You probably haven’t thought about Dan Quayle in a really long time.

It’s OK, I haven’t either.

After all, the Indiana senator-turned-much-maligned-vice-president under George H.W. Bush left national politics with exactly one thing attached to his name: He didn’t know how to spell “p-o-t-a-t-o.” Well, now Quayle is going to be known by history for something a little more positive: Helping to save democracy.

See, Quayle served as a sort-of sounding board for Vice President Mike Pence in the final days of the administration as President Donald Trump leaned hard on him to overturn the 2020 presidential election.

The back-and-forth is documented in “Peril,” a soon-to-be released book by Washington Post reporters Bob Woodward and Robert Costa.

Here’s the key bit: 

“Over and over, Pence asked if there was anything he could do.

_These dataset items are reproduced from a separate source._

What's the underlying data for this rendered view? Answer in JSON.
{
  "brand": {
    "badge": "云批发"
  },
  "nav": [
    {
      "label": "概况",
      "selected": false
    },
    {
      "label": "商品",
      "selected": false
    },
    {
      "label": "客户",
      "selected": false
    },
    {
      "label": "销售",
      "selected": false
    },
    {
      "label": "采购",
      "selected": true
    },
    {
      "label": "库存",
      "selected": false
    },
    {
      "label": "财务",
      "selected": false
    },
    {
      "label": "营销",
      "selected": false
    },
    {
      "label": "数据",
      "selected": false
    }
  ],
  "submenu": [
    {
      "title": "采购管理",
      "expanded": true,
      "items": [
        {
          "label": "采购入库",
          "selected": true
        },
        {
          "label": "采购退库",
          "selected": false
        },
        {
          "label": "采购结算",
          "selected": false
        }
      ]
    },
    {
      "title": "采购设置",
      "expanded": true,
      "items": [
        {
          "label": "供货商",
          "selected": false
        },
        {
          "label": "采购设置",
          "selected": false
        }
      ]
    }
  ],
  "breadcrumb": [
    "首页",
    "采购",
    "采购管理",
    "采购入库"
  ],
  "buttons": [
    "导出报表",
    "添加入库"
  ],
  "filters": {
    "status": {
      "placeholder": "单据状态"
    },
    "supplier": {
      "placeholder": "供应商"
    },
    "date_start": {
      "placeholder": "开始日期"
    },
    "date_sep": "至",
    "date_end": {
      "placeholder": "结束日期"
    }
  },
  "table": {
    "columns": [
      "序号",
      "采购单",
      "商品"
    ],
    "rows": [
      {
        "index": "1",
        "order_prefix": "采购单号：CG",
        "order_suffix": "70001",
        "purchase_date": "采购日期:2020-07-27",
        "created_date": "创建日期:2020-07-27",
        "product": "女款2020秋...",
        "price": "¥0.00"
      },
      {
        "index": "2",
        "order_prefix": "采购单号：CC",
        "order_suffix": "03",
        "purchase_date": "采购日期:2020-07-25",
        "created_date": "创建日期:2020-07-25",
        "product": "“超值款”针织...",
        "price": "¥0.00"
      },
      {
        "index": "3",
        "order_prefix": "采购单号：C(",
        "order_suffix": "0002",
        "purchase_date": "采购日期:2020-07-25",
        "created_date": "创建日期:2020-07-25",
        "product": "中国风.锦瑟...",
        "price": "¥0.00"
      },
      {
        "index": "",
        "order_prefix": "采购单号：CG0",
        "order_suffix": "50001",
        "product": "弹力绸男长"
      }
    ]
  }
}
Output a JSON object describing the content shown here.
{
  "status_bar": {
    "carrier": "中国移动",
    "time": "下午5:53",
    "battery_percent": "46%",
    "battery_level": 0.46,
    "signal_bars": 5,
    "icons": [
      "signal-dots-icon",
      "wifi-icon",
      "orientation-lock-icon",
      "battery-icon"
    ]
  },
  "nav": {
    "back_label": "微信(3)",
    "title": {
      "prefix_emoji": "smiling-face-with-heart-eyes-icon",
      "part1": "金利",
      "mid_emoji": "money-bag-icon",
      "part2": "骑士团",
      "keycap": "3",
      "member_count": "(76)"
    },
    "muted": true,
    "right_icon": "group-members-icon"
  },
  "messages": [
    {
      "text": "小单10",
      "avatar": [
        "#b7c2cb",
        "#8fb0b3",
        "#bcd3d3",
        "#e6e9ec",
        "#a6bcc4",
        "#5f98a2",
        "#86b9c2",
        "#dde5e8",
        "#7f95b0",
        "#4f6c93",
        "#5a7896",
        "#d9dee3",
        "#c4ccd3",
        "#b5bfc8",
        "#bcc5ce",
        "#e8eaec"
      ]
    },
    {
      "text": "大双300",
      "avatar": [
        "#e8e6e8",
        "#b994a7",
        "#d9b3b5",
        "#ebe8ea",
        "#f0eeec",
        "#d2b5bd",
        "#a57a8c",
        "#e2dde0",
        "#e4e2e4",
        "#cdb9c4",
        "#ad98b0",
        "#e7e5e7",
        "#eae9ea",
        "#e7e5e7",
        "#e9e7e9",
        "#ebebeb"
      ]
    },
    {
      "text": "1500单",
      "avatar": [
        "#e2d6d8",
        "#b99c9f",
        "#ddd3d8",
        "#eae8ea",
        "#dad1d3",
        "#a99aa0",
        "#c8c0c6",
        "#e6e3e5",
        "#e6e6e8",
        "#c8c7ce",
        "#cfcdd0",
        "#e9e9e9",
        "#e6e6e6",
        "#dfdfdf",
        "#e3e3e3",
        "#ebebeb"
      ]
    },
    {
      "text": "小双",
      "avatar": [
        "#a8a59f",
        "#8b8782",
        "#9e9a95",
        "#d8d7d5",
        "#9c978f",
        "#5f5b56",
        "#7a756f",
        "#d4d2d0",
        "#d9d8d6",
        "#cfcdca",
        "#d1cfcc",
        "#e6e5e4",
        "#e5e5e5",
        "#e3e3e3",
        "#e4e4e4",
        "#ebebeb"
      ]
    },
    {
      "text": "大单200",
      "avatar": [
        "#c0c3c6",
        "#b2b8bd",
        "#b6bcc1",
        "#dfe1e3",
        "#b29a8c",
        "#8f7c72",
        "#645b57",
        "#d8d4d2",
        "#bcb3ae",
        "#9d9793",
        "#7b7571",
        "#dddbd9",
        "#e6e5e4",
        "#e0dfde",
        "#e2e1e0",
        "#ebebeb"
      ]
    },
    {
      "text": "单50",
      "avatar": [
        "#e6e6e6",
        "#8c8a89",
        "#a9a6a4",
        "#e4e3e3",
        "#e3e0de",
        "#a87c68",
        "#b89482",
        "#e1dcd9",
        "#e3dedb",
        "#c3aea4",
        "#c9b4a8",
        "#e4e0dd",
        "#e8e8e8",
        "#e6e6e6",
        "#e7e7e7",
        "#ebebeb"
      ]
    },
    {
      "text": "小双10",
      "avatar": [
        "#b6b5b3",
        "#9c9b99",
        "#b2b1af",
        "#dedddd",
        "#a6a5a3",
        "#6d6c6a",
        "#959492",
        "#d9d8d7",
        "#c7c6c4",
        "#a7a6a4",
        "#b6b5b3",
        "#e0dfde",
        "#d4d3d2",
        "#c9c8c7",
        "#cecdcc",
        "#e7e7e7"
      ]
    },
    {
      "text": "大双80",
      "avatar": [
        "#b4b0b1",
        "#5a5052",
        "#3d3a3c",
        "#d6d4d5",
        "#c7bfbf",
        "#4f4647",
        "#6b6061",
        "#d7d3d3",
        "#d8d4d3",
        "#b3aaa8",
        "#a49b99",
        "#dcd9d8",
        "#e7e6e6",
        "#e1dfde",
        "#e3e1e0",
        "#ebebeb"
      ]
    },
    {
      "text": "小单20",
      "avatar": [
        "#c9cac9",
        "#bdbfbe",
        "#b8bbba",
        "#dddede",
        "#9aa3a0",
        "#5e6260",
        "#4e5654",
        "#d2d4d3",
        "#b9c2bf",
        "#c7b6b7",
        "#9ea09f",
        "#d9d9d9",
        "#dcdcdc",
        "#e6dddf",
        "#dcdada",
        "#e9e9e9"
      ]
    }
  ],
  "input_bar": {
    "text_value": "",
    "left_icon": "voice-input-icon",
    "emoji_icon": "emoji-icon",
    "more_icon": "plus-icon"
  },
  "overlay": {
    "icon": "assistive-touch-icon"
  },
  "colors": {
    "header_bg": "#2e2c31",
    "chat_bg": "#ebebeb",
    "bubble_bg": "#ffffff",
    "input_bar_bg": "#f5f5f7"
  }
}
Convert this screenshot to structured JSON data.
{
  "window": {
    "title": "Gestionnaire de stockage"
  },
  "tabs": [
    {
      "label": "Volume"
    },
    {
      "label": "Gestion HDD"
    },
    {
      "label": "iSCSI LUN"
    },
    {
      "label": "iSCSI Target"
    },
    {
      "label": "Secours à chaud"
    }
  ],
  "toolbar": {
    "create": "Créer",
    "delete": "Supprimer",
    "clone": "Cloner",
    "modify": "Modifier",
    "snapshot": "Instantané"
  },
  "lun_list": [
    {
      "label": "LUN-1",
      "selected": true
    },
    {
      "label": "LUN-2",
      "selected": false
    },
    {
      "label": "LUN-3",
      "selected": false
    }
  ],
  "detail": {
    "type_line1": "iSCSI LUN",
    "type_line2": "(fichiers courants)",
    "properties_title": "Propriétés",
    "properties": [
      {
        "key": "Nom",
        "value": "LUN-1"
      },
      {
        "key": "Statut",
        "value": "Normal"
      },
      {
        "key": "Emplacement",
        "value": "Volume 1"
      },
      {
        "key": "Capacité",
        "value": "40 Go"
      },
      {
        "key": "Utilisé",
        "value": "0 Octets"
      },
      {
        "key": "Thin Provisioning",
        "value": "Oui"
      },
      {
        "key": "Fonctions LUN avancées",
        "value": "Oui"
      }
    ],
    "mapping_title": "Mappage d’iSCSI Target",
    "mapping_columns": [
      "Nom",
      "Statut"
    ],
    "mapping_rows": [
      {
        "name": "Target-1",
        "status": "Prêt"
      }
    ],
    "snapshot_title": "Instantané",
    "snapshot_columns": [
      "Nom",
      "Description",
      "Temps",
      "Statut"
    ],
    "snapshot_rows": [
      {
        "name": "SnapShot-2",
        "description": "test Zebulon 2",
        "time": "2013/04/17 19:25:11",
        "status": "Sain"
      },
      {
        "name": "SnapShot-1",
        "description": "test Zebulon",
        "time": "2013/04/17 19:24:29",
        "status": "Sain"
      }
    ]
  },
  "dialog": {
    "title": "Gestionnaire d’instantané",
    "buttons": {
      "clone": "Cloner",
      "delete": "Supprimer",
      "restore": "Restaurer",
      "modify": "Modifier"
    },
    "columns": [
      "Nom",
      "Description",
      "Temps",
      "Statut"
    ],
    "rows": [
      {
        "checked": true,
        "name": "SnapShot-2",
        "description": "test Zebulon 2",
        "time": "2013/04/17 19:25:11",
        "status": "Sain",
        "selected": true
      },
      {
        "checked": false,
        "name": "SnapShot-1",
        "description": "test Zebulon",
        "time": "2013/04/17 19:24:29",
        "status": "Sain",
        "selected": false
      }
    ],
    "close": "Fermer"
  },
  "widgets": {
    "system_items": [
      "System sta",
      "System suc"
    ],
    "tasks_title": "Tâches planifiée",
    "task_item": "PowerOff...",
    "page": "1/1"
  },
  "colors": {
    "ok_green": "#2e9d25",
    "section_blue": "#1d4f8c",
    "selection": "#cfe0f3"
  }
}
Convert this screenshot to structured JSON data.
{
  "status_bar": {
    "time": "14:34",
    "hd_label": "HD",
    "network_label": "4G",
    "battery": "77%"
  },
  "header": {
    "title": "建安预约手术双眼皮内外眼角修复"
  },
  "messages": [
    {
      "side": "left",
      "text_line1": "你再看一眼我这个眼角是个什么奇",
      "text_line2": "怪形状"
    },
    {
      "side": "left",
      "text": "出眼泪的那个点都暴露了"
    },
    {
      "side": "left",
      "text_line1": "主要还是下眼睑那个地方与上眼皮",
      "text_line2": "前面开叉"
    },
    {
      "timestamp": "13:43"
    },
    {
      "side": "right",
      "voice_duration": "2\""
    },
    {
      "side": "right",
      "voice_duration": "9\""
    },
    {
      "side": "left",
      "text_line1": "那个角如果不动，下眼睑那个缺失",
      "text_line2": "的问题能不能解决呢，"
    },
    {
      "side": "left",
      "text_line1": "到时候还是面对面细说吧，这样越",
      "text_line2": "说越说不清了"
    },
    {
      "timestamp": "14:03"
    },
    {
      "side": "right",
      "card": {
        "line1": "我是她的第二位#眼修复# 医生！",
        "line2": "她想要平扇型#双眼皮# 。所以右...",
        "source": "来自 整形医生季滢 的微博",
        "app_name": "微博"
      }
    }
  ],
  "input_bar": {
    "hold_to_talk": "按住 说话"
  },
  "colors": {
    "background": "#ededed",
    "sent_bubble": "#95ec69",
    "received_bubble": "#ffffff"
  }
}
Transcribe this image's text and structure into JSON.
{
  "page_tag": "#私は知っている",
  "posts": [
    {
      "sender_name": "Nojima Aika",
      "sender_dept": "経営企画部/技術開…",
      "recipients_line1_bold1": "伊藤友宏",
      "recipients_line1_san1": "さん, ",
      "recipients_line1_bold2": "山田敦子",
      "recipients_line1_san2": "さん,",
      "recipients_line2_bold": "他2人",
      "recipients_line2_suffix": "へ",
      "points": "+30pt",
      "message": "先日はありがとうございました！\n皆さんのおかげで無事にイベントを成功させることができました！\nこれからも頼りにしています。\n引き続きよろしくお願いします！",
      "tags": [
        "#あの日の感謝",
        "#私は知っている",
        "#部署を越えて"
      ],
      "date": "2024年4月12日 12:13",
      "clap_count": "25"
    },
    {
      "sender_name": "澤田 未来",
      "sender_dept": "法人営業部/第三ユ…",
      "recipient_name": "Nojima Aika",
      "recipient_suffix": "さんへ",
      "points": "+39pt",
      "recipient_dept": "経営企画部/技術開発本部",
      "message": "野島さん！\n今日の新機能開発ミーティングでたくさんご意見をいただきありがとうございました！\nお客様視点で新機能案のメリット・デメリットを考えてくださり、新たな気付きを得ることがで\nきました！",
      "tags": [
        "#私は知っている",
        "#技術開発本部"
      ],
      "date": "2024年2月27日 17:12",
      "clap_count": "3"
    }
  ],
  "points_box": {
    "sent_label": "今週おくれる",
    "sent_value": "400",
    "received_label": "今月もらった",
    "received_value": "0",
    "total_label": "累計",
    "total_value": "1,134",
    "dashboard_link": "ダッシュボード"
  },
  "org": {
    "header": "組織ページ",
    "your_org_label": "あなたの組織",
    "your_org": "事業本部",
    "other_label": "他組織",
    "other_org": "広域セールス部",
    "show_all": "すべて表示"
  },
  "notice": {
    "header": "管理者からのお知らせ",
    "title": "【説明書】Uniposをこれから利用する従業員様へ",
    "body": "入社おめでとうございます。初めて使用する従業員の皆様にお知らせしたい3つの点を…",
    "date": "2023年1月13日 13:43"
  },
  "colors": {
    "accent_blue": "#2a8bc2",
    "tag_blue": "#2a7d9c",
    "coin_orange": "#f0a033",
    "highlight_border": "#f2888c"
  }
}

“‘Mike, you have no flexibility on this. None. Zero. Forget it. Put it away,’ Quayle told him.

“Pence pressed again.

“‘You don’t know the position I’m in,’ he said, according to the authors.

“‘I do know the position you’re in,’ Quayle responded. ‘I also know what the law is. You listen to the parliamentarian. That’s all you do. You have no power.’”

If you think I’m exaggerating about the role Quayle played, consider how things might have gone had he taken a different tact with Pence, telling him to do what Trump asked.

(Pence and Quayle know one another through Indiana politics. Pence spent years representing Indiana in the House before being elected governor of the Hoosier State in 2012. Quayle also spent time in the House before winning a Senate seat in 1980.)

At best, that would have led to a series of lawsuits contesting whether Pence had the ability to overturn the election. That process would have dragged out for weeks – if not months – leaving the country in limbo in ways that could well have spawned further violence.

At worst, we could have seen the legitimate decline of American democracy, with the demonstrated will of the people overturned by a single man.

Consider THAT. And then say a silent thank you to Dan Quayle, yes DAN QUAYLE, for keeping our republic intact.

The Point: The aftermath of the 2020 election showed how fragile democracy can be. So fragile that one man, who hasn’t been in national office in decades, may have single-handedly saved it.